In this case, though, Boehner has undertaken a different kind of self-immolation in service to our country (or, at least, Establishment Republicans looking to deny Ted Cruz . an opportunity to grandstand his way into a spike in the polls), inspiring a continuing resolution that funds the government through December, ensuring that nothing will shut down, Planned Parenthood will remain funded, John Boehner can exist stage left with a win under his belt, and the White House loses a media-favorable talking point big enough to distract from the fact that Russia is bombing our Syrian to smithereens.
Yesterday, both the House and Senate passed a CR which will guarantee funding until the next budget showdown.
Just hours before a midnight deadline, a bitterly divided Congress approved a stopgap spending bill Wednesday to keep the federal government open — but with no assurance there won’t be yet another shutdown showdown in December.
Democrats helped beleaguered House Republican leaders pass the measure by 277-151 — a lopsided vote shrouding deep disagreements within the GOP — after the Senate approved it by a 78-20 tally earlier in the day. The votes sent the bill to President Barack Obama for his signature.
This is, of course, not how the appropriations process is supposed to work, but there’s a breakdown between Congress and the White House over budget. The White House, every year, proposes a budget that averages less than five supportive votes from either party. The Republicans usually have something of a compromise bill, but the White House isn’t interested in anything that isn’t fully their idea, and so refuses to do much other than threaten to veto whatever budget comes to the President’s desk that isn’t the Presidents. With a steep divide in both parties, marshaling bipartisan support is almost impossible and so, every few months, we just elect to put a Band-aid on the whole deal and pretend Congress is doing their job.

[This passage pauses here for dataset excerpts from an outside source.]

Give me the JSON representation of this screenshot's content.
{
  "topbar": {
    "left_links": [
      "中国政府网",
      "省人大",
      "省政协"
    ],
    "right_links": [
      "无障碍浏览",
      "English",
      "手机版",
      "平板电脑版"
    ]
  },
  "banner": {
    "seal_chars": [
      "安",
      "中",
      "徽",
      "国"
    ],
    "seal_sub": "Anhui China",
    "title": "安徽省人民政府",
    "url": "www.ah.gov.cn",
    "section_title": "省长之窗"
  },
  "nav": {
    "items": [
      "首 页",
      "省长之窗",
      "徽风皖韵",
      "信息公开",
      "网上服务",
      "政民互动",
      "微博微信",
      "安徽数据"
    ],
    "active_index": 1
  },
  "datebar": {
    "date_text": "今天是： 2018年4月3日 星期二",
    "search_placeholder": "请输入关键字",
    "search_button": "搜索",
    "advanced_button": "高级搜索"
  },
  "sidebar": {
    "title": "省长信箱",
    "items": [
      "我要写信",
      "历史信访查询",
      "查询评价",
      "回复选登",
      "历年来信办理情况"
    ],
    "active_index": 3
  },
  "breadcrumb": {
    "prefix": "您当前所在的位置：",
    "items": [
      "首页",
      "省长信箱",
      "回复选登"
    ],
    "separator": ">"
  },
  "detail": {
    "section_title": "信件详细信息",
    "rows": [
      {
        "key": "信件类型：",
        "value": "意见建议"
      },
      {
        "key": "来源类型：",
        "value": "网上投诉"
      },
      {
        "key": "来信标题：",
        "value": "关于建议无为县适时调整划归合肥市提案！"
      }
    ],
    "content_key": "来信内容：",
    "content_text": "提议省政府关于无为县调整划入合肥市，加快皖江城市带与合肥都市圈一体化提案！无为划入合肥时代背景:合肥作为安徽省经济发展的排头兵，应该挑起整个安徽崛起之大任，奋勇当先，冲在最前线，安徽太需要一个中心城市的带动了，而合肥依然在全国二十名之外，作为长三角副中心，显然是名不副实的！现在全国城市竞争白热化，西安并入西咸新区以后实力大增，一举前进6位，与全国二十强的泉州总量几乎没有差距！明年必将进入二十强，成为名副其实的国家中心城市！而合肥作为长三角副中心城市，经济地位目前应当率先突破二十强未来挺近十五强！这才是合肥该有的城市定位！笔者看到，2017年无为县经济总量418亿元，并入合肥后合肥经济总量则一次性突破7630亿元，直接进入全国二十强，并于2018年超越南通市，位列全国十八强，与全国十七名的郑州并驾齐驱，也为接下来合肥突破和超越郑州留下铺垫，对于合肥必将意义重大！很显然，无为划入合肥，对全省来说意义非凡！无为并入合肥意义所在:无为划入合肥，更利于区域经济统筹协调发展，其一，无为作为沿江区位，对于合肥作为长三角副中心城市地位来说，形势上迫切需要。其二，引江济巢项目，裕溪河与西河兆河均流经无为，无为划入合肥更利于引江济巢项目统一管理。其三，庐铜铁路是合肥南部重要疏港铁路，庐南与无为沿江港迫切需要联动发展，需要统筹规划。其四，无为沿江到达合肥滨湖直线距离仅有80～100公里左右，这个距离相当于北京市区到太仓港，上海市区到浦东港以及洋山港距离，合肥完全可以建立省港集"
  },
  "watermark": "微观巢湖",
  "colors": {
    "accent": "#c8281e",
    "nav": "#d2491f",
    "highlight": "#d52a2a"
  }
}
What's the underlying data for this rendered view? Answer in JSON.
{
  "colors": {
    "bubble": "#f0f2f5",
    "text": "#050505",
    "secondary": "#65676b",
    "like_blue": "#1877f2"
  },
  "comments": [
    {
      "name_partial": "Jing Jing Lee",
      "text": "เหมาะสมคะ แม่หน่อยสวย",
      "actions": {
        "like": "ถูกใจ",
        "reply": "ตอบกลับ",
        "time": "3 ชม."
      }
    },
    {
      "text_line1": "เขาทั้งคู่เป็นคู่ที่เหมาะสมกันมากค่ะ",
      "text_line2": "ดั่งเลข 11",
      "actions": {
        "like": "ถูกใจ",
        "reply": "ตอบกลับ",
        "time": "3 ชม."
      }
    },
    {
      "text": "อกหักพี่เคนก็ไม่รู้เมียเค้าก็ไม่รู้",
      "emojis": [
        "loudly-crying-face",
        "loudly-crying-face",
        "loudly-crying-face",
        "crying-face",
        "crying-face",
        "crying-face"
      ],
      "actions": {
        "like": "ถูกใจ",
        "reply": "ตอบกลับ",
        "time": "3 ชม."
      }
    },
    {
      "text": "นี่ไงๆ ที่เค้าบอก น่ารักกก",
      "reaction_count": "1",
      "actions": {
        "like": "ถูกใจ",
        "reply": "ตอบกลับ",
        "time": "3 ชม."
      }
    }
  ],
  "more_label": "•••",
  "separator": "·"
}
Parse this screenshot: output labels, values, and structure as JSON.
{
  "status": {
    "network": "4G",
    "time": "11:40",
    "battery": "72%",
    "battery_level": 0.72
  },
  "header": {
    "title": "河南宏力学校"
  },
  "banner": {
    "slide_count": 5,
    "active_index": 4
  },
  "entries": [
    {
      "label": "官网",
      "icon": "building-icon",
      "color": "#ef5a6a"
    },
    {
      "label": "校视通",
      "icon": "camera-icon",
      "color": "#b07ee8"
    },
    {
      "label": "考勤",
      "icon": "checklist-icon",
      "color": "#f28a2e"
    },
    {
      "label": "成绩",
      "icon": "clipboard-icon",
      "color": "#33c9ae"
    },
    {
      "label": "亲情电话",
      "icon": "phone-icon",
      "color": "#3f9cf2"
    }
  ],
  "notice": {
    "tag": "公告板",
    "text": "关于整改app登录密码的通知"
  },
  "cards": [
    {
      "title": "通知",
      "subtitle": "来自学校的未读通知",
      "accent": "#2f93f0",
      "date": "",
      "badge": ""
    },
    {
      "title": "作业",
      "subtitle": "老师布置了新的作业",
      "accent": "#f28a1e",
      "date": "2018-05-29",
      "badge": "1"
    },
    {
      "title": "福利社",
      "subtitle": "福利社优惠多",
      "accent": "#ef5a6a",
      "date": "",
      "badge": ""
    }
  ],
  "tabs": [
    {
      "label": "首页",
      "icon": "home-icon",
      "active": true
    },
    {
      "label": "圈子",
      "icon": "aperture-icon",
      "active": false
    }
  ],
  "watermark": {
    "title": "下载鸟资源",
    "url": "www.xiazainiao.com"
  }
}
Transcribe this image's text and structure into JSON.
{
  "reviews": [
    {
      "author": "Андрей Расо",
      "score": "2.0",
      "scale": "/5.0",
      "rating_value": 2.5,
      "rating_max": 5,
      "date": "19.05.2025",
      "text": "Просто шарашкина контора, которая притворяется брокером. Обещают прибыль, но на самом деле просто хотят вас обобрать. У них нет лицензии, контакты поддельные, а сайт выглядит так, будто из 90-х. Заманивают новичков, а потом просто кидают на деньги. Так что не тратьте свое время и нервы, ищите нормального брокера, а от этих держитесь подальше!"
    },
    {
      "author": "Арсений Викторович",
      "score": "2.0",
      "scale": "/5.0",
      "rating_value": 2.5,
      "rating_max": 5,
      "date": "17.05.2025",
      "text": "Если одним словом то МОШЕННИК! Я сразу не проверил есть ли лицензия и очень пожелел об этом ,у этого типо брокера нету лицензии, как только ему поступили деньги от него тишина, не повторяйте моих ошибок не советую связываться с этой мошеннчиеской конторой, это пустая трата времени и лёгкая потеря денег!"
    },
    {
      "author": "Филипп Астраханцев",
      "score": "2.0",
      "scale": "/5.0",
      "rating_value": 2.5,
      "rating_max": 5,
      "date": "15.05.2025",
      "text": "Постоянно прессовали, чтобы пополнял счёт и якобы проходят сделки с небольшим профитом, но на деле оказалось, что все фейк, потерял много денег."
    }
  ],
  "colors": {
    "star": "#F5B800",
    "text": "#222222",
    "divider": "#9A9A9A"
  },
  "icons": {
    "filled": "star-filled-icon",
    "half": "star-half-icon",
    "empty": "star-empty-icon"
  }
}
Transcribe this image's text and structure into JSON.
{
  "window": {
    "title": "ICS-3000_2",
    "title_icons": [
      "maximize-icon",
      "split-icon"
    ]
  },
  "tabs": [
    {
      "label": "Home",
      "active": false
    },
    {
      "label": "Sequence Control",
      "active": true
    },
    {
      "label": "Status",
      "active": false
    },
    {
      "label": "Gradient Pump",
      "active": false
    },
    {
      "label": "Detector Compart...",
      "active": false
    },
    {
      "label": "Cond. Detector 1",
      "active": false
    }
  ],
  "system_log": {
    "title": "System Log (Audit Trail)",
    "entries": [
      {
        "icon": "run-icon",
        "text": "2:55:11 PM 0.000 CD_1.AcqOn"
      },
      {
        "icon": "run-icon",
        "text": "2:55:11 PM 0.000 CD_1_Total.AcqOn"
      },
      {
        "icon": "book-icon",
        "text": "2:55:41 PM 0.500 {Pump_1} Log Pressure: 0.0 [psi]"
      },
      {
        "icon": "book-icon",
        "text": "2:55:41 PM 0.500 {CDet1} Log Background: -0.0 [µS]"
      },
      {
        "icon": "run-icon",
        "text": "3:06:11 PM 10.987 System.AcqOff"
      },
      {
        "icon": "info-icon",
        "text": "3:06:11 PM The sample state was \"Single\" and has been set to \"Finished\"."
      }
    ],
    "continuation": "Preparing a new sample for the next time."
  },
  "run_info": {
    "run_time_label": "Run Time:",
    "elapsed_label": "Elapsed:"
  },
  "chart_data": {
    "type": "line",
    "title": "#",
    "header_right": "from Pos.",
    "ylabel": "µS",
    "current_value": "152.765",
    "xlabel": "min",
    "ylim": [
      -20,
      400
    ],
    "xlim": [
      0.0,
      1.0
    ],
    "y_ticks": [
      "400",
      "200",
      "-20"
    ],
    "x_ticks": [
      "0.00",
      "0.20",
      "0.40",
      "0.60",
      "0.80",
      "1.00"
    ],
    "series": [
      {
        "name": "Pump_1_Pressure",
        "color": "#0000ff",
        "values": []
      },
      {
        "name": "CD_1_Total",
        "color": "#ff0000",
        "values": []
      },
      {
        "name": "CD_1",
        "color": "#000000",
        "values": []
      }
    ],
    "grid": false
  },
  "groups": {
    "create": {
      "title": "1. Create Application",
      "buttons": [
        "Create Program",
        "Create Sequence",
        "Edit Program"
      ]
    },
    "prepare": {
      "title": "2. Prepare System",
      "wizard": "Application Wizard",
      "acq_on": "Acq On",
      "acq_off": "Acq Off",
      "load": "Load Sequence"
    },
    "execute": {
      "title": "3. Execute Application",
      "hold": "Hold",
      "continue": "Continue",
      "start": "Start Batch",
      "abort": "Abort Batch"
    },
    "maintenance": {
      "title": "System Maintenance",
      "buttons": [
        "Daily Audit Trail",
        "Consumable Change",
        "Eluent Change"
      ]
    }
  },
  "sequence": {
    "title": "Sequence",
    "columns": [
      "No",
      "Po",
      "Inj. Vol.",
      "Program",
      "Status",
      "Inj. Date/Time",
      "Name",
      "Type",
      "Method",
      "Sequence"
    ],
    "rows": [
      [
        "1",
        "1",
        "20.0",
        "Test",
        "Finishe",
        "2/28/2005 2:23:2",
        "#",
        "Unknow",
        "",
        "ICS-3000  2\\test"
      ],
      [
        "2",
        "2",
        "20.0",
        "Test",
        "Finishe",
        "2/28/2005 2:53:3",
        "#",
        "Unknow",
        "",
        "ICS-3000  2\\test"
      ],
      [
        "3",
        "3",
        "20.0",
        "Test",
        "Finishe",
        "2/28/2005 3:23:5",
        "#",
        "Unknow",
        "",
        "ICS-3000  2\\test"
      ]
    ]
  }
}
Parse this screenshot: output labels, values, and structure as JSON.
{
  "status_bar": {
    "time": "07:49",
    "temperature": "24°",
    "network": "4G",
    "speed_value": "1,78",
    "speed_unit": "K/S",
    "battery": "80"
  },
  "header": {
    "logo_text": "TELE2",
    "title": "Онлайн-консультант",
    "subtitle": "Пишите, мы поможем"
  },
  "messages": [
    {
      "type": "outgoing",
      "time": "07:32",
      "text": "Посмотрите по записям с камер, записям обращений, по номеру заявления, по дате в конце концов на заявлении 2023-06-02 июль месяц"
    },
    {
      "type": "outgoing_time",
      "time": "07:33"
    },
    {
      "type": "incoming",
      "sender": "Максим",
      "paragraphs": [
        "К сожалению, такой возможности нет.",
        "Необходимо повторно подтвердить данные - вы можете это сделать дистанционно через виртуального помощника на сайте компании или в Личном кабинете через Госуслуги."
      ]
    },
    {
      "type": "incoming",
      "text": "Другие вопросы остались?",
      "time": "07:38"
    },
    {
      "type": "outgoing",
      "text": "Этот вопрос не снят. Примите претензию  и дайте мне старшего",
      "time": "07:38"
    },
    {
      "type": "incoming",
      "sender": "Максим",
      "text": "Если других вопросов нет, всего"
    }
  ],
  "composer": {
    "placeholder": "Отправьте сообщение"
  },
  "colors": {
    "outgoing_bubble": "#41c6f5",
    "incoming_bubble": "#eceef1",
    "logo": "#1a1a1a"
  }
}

The nice part? The President’s bizarre budget never gets past. The problem? Every few months we have to have a non-serious discussion about funding the government, which often means a threatened shutdown, which means fundraising opportunities for both parties. Which, of course, means the incentive is to keep the weird CR process rolling. And then everyone wonders why Congress has an approval rating below that of herpes.